To test the technical and social feasibility of implementing a permanent reduced-speed zone (30 km/h).
To inform a long-term change in neighborhood mobility, prioritizing the human scale over vehicular traffic.
To collect qualitative and quantitative indicators over a 15-day period to evaluate the real impact on road behavior.
Methodology
The project was executed as a rapid, participatory, and sustainable prototyping action:
Roadscape Intervention: Construction of 6 tactical mini-plazas by painting pavements to visually narrow the roadway and force speed reduction.

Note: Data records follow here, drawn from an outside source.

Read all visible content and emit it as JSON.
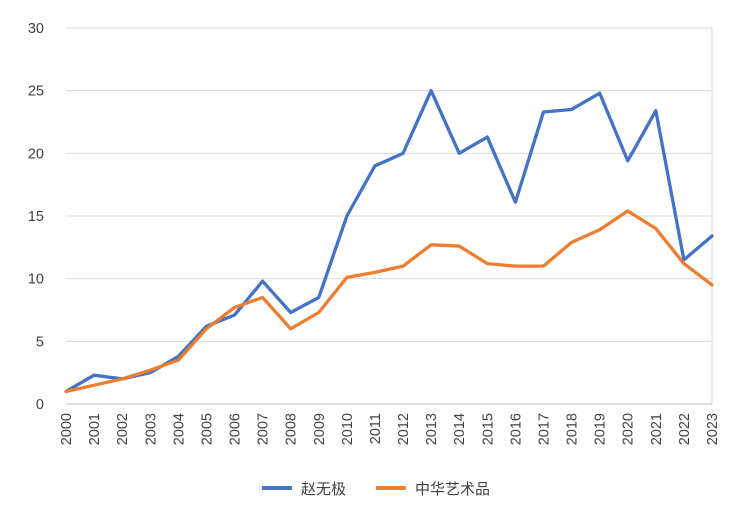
{
  "chart_data": {
    "type": "line",
    "title": "",
    "xlabel": "",
    "ylabel": "",
    "categories": [
      "2000",
      "2001",
      "2002",
      "2003",
      "2004",
      "2005",
      "2006",
      "2007",
      "2008",
      "2009",
      "2010",
      "2011",
      "2012",
      "2013",
      "2014",
      "2015",
      "2016",
      "2017",
      "2018",
      "2019",
      "2020",
      "2021",
      "2022",
      "2023"
    ],
    "series": [
      {
        "name": "赵无极",
        "color": "#4472C4",
        "values": [
          1,
          2.3,
          2,
          2.5,
          3.8,
          6.2,
          7.1,
          9.8,
          7.3,
          8.5,
          15,
          19,
          20,
          25,
          20,
          21.3,
          16.1,
          23.3,
          23.5,
          24.8,
          19.4,
          23.4,
          11.5,
          13.4
        ]
      },
      {
        "name": "中华艺术品",
        "color": "#ED7D31",
        "values": [
          1,
          1.5,
          2,
          2.7,
          3.5,
          6,
          7.7,
          8.5,
          6,
          7.3,
          10.1,
          10.5,
          11,
          12.7,
          12.6,
          11.2,
          11,
          11,
          12.9,
          13.9,
          15.4,
          14,
          11.2,
          9.5
        ]
      }
    ],
    "ylim": [
      0,
      30
    ],
    "ytick_step": 5,
    "y_tick_labels": [
      "0",
      "5",
      "10",
      "15",
      "20",
      "25",
      "30"
    ],
    "grid": "horizontal",
    "grid_color": "#D9D9D9",
    "axis_line_color": "#BFBFBF",
    "axis_label_color": "#404040",
    "legend_position": "bottom"
  }
}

Urban Furniture and Circular Economy: Installation of planters and urban furniture previously used in the UDD Workshop at the 2014 fiiS Festival, promoting the reuse of city assets.
Academic and Neighborhood Co-construction: Collaborative implementation alongside architecture students from the Universidad del Desarrollo (UDD), neighborhood residents, and teams from the Municipality of Providencia.
Data-Based Evaluation: Intensive monitoring over 15 days using impact measurement tools to decide on the feasibility of a permanent installation.
Clients / Partners
Institutional: Municipality of Providencia.
Academic: Universidad del Desarrollo (UDD).
Collaborators: International Social Innovation Festival (fiiS) and the Las Mil Calles neighborhood community.
Execution: Ciudad Emergente.
Results & Impact
Immediate Road Safety: The intervention succeeded in reducing vehicle speeds, transforming a thoroughfare into a street of safe coexistence.
Community Legacy: At the end of the experiment, the furniture was donated to the residents, allowing the community to maintain the space's activation autonomously.
Evidence for Public Policy: The collection of indicators provided solid technical arguments for the municipality to evaluate the final traffic calming design.
Education and Professional Practice: The project allowed architecture students to apply tactical urbanism solutions in a real and highly socially relevant context.
Conclusions
Experimental Zone 30 demonstrates that urban design is the most effective tool for regulating speed and saving lives. By transforming the pavement into mini-plazas, Ciudad Emergente not only reduced the risks of road accidents but also returned the neighborhood to the people. This project validates that short-term interventions are fundamental laboratories for transitioning toward friendlier cities, where the street stops being a corridor for cars and returns to being a place for neighborly gathering.